Ну, уж тут мы горячо вступились за чужую собственность! Мы все четверо были свидетелями того, что вещи принадлежат вовсе не даме, а какой-то забывчивой пассажирке. Конечно, это дело нас не касается, но принципиально и так далее. Вчетвером мы проследовали в жандармскую контору. Дама извивалась, как уж, но мы ее взяли в настоящие тиски. Она говорила: «Да! Вещи мои!» Тогда мы отвечали: «Не угодно ли вам заплатить за все места, которые вы занимали? Железной дороге убыток, а мы, как честные люди, этого не можем допустить». Тогда она кричала: «Нет, эти вещи не мои! А вы – хулиганы!» Тогда мы говорили: «Сударыня, вы на наших глазах хотели присвоить эти вещи». – «Повторяю же вам, болваны, что это мои собственные вещи… а вы обращались с беззащитной женщиной, как свиньи!» Но тут уже выступал ядовитый старичок, пел соловьем и в качестве беспристрастного свидетеля удостоверял наше истинно джентльменское поведение, а также и то, что мы два часа с лишком стояли на ногах (воображаю, как ему в его долгой жизни насолили дамы первых двух классов!).
Кончилось тем, что она растерялась и заплакала. Ну, тут уж и мы размякли. Дали ей воды, бас проводил ее до извозчика, и дурацкий протокол был очень легко и быстро уничтожен. Один только старичок покачал укоризненно на каждого из нас головою и безмолвно испарился в темноте.

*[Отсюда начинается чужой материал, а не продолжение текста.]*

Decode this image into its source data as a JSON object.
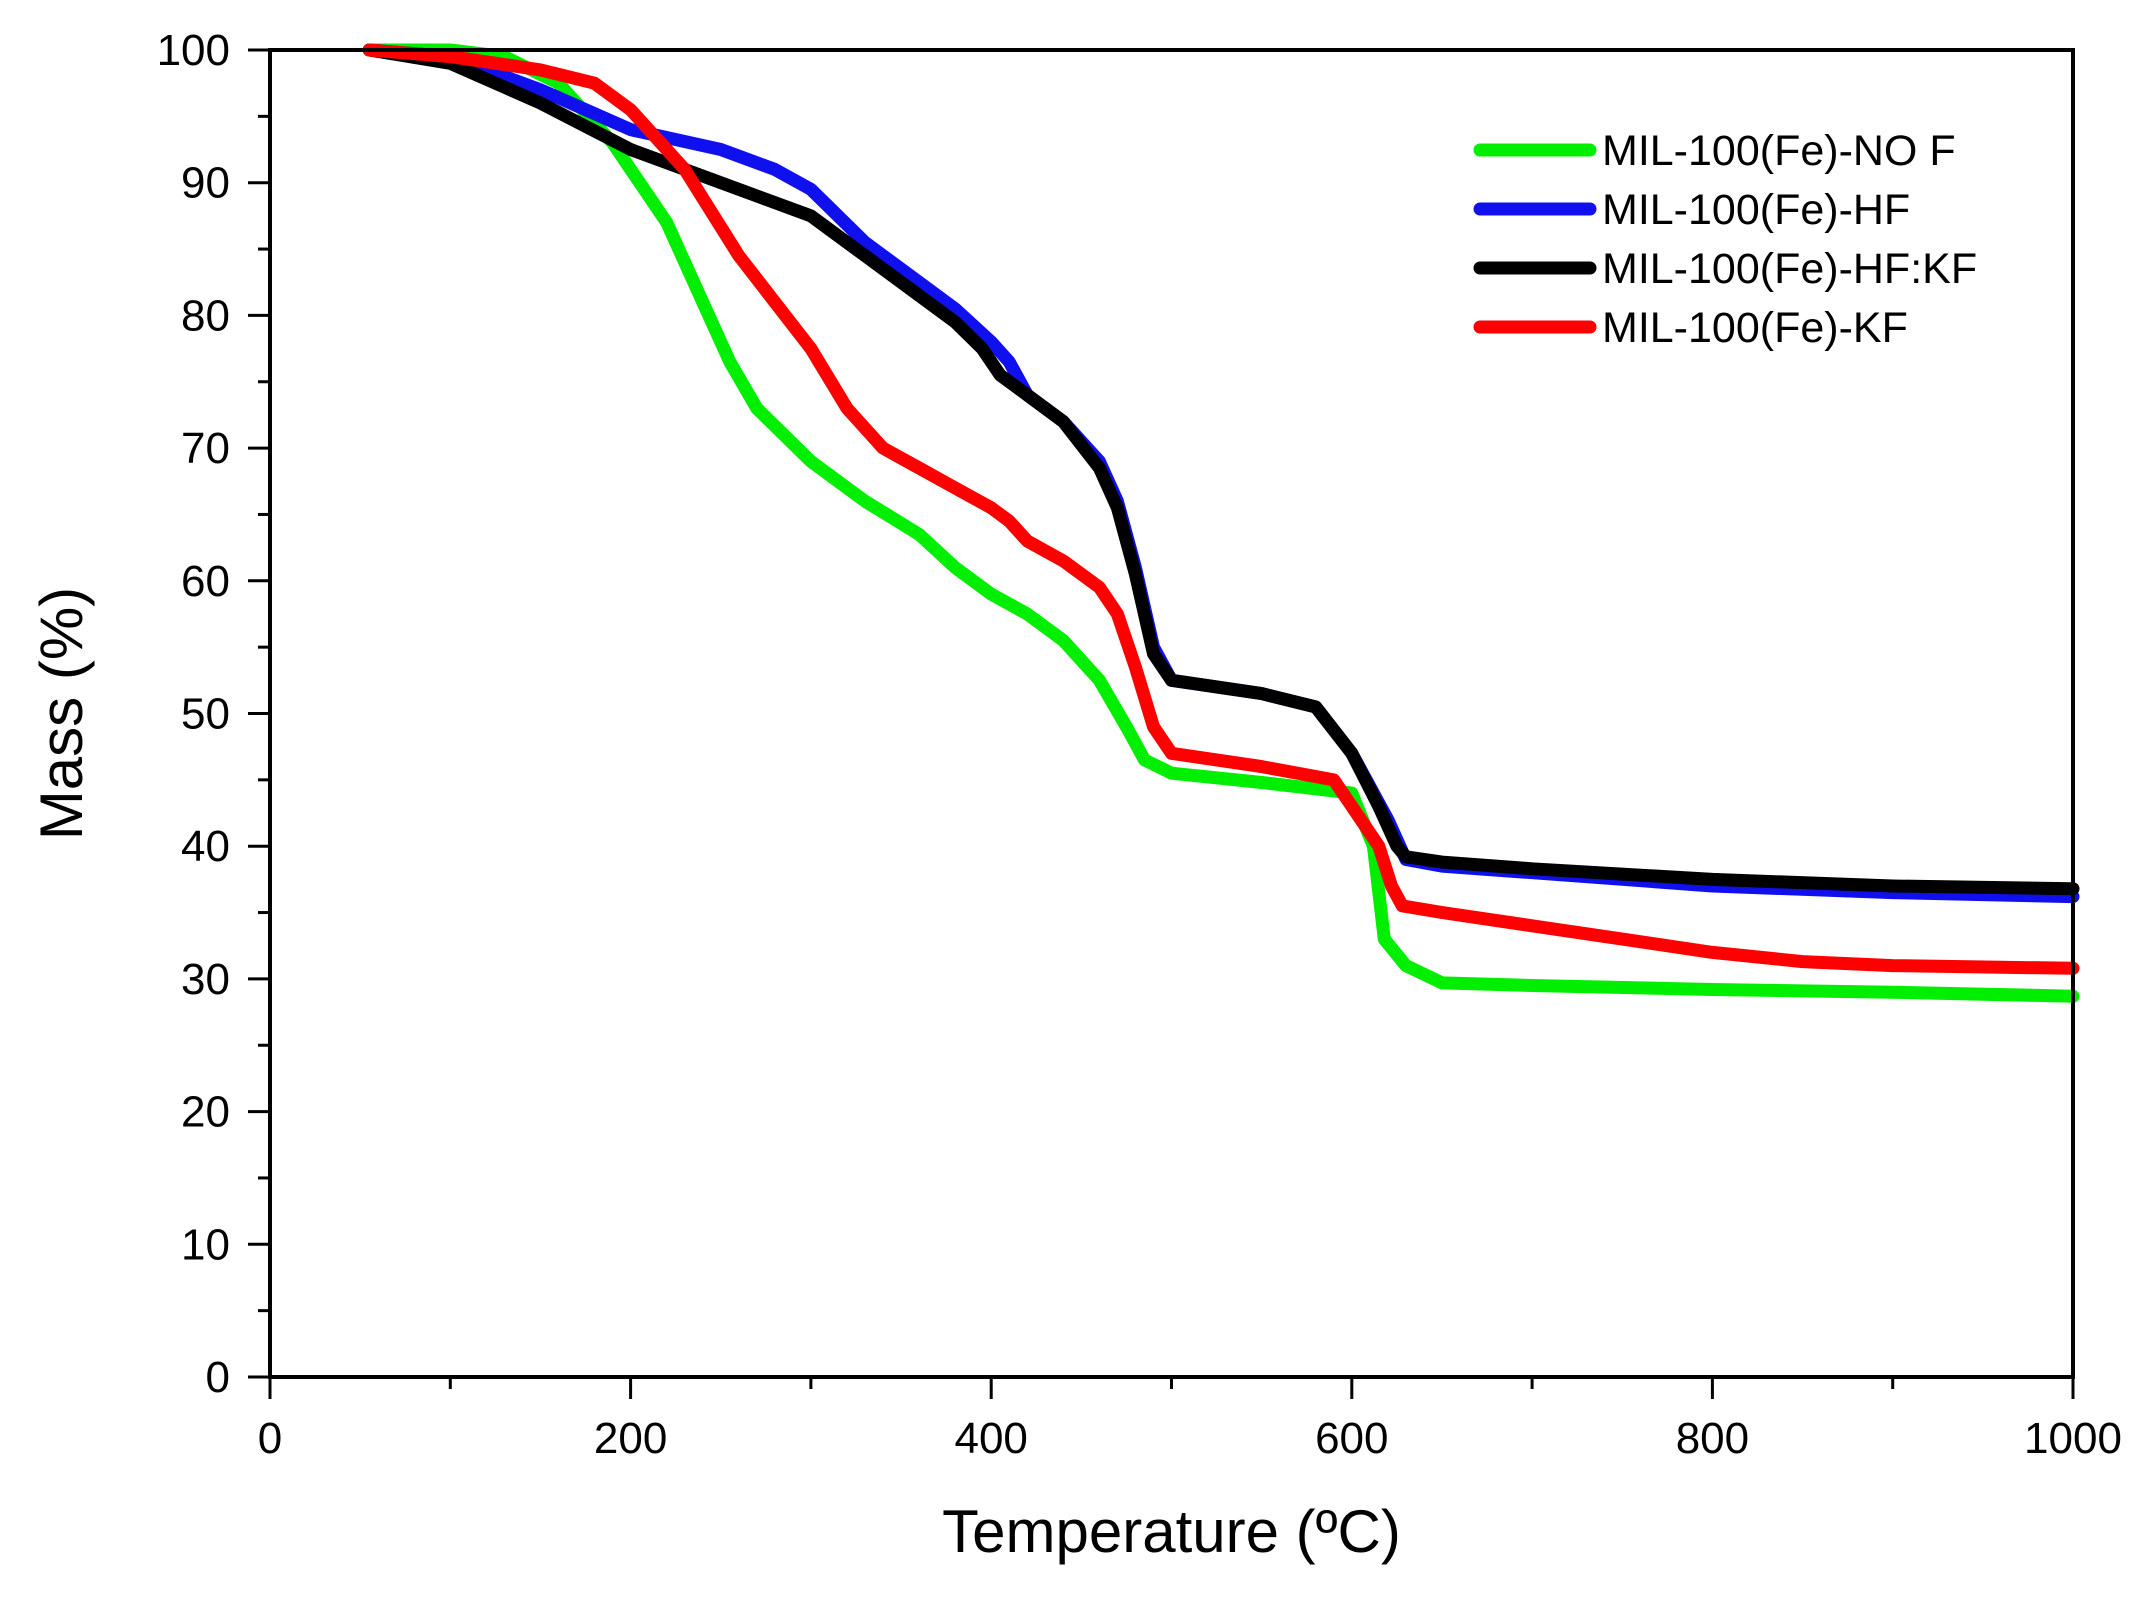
{
  "chart_data": {
    "type": "line",
    "title": "",
    "xlabel": "Temperature (ºC)",
    "ylabel": "Mass (%)",
    "xlim": [
      0,
      1000
    ],
    "ylim": [
      0,
      100
    ],
    "xticks": [
      0,
      200,
      400,
      600,
      800,
      1000
    ],
    "yticks": [
      0,
      10,
      20,
      30,
      40,
      50,
      60,
      70,
      80,
      90,
      100
    ],
    "grid": false,
    "legend_position": "top-right",
    "series": [
      {
        "name": "MIL-100(Fe)-NO F",
        "color": "#00ee00",
        "x": [
          55,
          100,
          130,
          160,
          190,
          200,
          220,
          240,
          255,
          270,
          300,
          330,
          360,
          380,
          400,
          420,
          440,
          460,
          475,
          485,
          500,
          550,
          600,
          612,
          618,
          630,
          650,
          700,
          800,
          900,
          1000
        ],
        "y": [
          100,
          100,
          99.5,
          97.5,
          93,
          91,
          87,
          81,
          76.5,
          73,
          69,
          66,
          63.5,
          61,
          59,
          57.5,
          55.5,
          52.5,
          49,
          46.5,
          45.5,
          44.8,
          44,
          40,
          33,
          31,
          29.7,
          29.5,
          29.2,
          29,
          28.7
        ]
      },
      {
        "name": "MIL-100(Fe)-HF",
        "color": "#1010ee",
        "x": [
          55,
          100,
          150,
          200,
          250,
          280,
          300,
          330,
          360,
          380,
          400,
          410,
          420,
          440,
          460,
          470,
          480,
          490,
          500,
          550,
          580,
          600,
          620,
          630,
          650,
          700,
          800,
          900,
          1000
        ],
        "y": [
          100,
          99.5,
          97,
          94,
          92.5,
          91,
          89.5,
          85.5,
          82.5,
          80.5,
          78,
          76.5,
          74,
          72,
          69,
          66,
          61,
          55,
          52.5,
          51.5,
          50.5,
          47,
          42,
          39,
          38.5,
          38,
          37,
          36.5,
          36.2
        ]
      },
      {
        "name": "MIL-100(Fe)-HF:KF",
        "color": "#000000",
        "x": [
          55,
          100,
          150,
          200,
          250,
          300,
          330,
          360,
          380,
          395,
          405,
          420,
          440,
          460,
          470,
          480,
          490,
          500,
          550,
          580,
          600,
          615,
          625,
          630,
          650,
          700,
          800,
          900,
          1000
        ],
        "y": [
          100,
          99,
          96,
          92.5,
          90,
          87.5,
          84.5,
          81.5,
          79.5,
          77.5,
          75.5,
          74,
          72,
          68.5,
          65.5,
          60.5,
          54.5,
          52.5,
          51.5,
          50.5,
          47,
          43,
          40,
          39.2,
          38.8,
          38.3,
          37.5,
          37,
          36.8
        ]
      },
      {
        "name": "MIL-100(Fe)-KF",
        "color": "#ff0000",
        "x": [
          55,
          100,
          150,
          180,
          200,
          230,
          260,
          300,
          320,
          340,
          360,
          380,
          400,
          410,
          420,
          440,
          460,
          470,
          480,
          490,
          500,
          550,
          590,
          600,
          615,
          622,
          628,
          650,
          700,
          750,
          800,
          850,
          900,
          1000
        ],
        "y": [
          100,
          99.5,
          98.5,
          97.5,
          95.5,
          91,
          84.5,
          77.5,
          73,
          70,
          68.5,
          67,
          65.5,
          64.5,
          63,
          61.5,
          59.5,
          57.5,
          53.5,
          49,
          47,
          46,
          45,
          43,
          40,
          37,
          35.5,
          35,
          34,
          33,
          32,
          31.3,
          31,
          30.8
        ]
      }
    ]
  }
}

Но когда мы опять сошлись втроем на платформе и поглядели на часы, то убедились в том, что если и поспеем к Щекиным, то только к девяти часам утра. Это уже выходило за пределы нашей шутки. Стали расспрашивать у сторожа, какая здесь лучшая гостиница, то есть где меньше клопов.
И вдруг слышим знакомый, но уже теперь славный, теплый голос:
– Господа, куда вы собираетесь?
Оглядываемся. Смотрим – наша дама. И совсем новое лицо: милое русское лицо.
– Если вы не побрезгуете, поедемте ко мне на елку… Вы на меня не сердитесь… я все-таки женщина… А с этими железными дорогами просто голову растеряешь.
Скажу по правде, никогда мне не было так весело, как в этот вечер. Даже фейерверки, против обыкновения, горели чудесно. И ребята там попались чудесные. А с Анной Федоровной мы и до сих пор закадычные друзья.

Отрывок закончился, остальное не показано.